In this assignment, we learned to use elevation models to analyze impacts of coastal flooding. In the first part, we used a high-res LIDAR DEM for Honolulu, Hawaii to determine the impacts of two sea-level rise scenarios. We examined the population impacted by the flooding and analyzed the population distribution impacted and how it differed (or didn’t) from the overall population. In the second part, we compared the use of two elevation models for Collier County, Florida to determine the extent of flooding due to a 1 meter storm surge, and analyze the differences between the two results.

In the first part, I wanted to assess the extent of the area of impact of flooding due to a 3 foot sea level rise and a 6 foot sea level rise. I used the Lidar DEM and the desired sea level rise value as inputs to create rasters showing flooded and non-flooded areas for both scenarios. After I created the rasters showing the flooded areas, I was able to calculate the area flooded for the two scenarios. As expected, the area flooded from a 6 ft sea level rise is much greater than that flooded by a 3 ft sea level rise. Next, I wanted to investigate sea level rise vs. population density in the 6 foot sea level rise scenario. Values were calculated with the Field Calculator. The map below shows 1) the flooded area for the 6 ft scenario, 2) the flooded depth within the flooded area, and 3) the population density by census tract.

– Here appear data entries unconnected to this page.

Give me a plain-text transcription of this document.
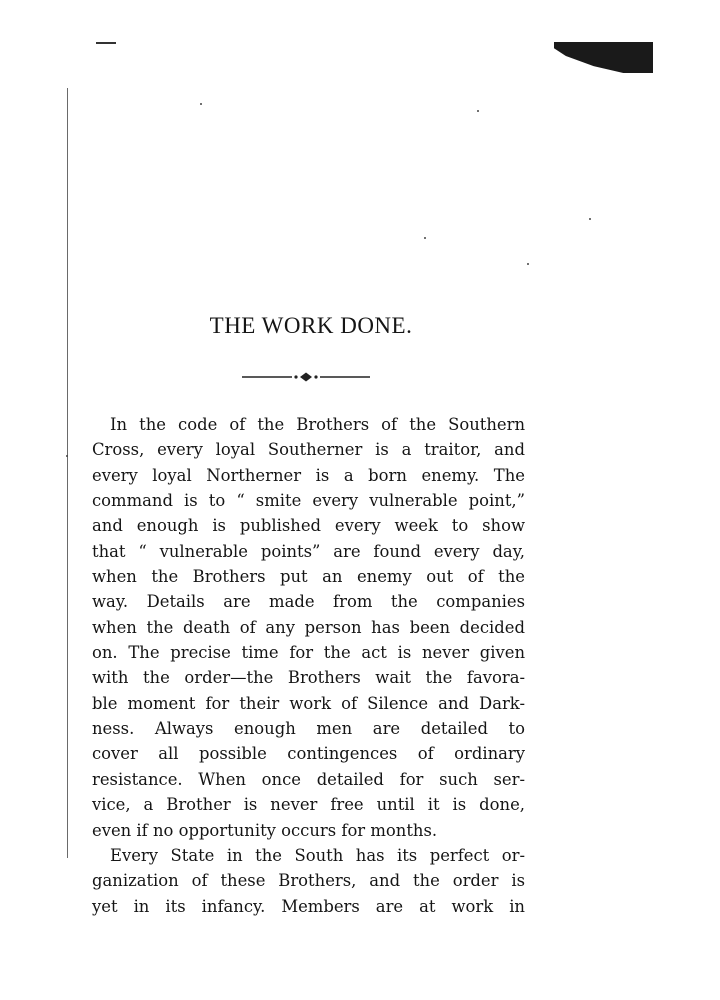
THE WORK DONE.
In the code of the Brothers of the Southern
Cross, every loyal Southerner is a traitor, and
every loyal Northerner is a born enemy. The
command is to “ smite every vulnerable point,”
and enough is published every week to show
that “ vulnerable points” are found every day,
when the Brothers put an enemy out of the
way. Details are made from the companies
when the death of any person has been decided
on. The precise time for the act is never given
with the order—the Brothers wait the favora-
ble moment for their work of Silence and Dark-
ness. Always enough men are detailed to
cover all possible contingences of ordinary
resistance. When once detailed for such ser-
vice, a Brother is never free until it is done,
even if no opportunity occurs for months.
Every State in the South has its perfect or-
ganization of these Brothers, and the order is
yet in its infancy. Members are at work in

I then wanted to determine the population affected by the rise in sea level. For this I needed to convert the raster into a polygon and used the “centroid containment” analysis to include block groups whose centroids are within the flooded area. I added fields to the table and calculated the percent of various demographics that are affected by the flooding. From this, it can be seen that over 60,000 people are affected by flooding, although over 1.3 million are not flooded. As far as demographics are concerned, 35% of those affected are white, ~32% are owner occupied residences, and over 16% of those affected are 65 years of age or older. Of those not flooded, a quarter are white, over half are owner occupied residences, and ~13% are 65 years of age or older.
In the second part of the lab, I wanted to determine the impact of a uniform 1 meter storm surge on Collier County, Florida. Of course, storm surges are not usually uniform, but this is a good example of coastal flooding.  Using LIDAR and USGS elevation models, I wanted to show which cells are flooded. One catch here was that the LIDAR elevation model was in feet so I needed to convert from feet to meters. After creating rasters showing flood areas as an elevation less than 1 meter, there were a few disconnected areas; areas below 1 meter that were further inland and surrounded by higher elevation and won’t flood from a storm surge. Using the Region Group tool allowed me to eliminate those areas by only selecting regions connected to the coast, ensuring I was getting areas that will flood as they are directly connected to the incoming storm surge. I was able to determine how many buildings of which type were impacted and from that, compare the reliability of the elevation models in modeling coastal flooding due to a storm surge. When calculating the errors of omission for the LIDAR elevation model, I found that it was consistently undercounting the number of buildings by a little over 30% overall. The USGS model seemed to be a little more reliable, overcounting the number of buildings that would be flooded by about 8% overall.


I learned a lot about comparing the two elevation models and how the results can differ depending on which you choose to use. I still need some practice with calculating errors of omission and commission, but the concept makes sense. Of course, storm surges are not a uniform height. One needs to take into account the strength and speed of the storm causing the storm surge, the size of the coastline, whether there are any coastline features that help inhibit or enhance the storm surge, etc. That being said, I did enjoy this lab and learned a lot about modeling coastal flooding using GIS.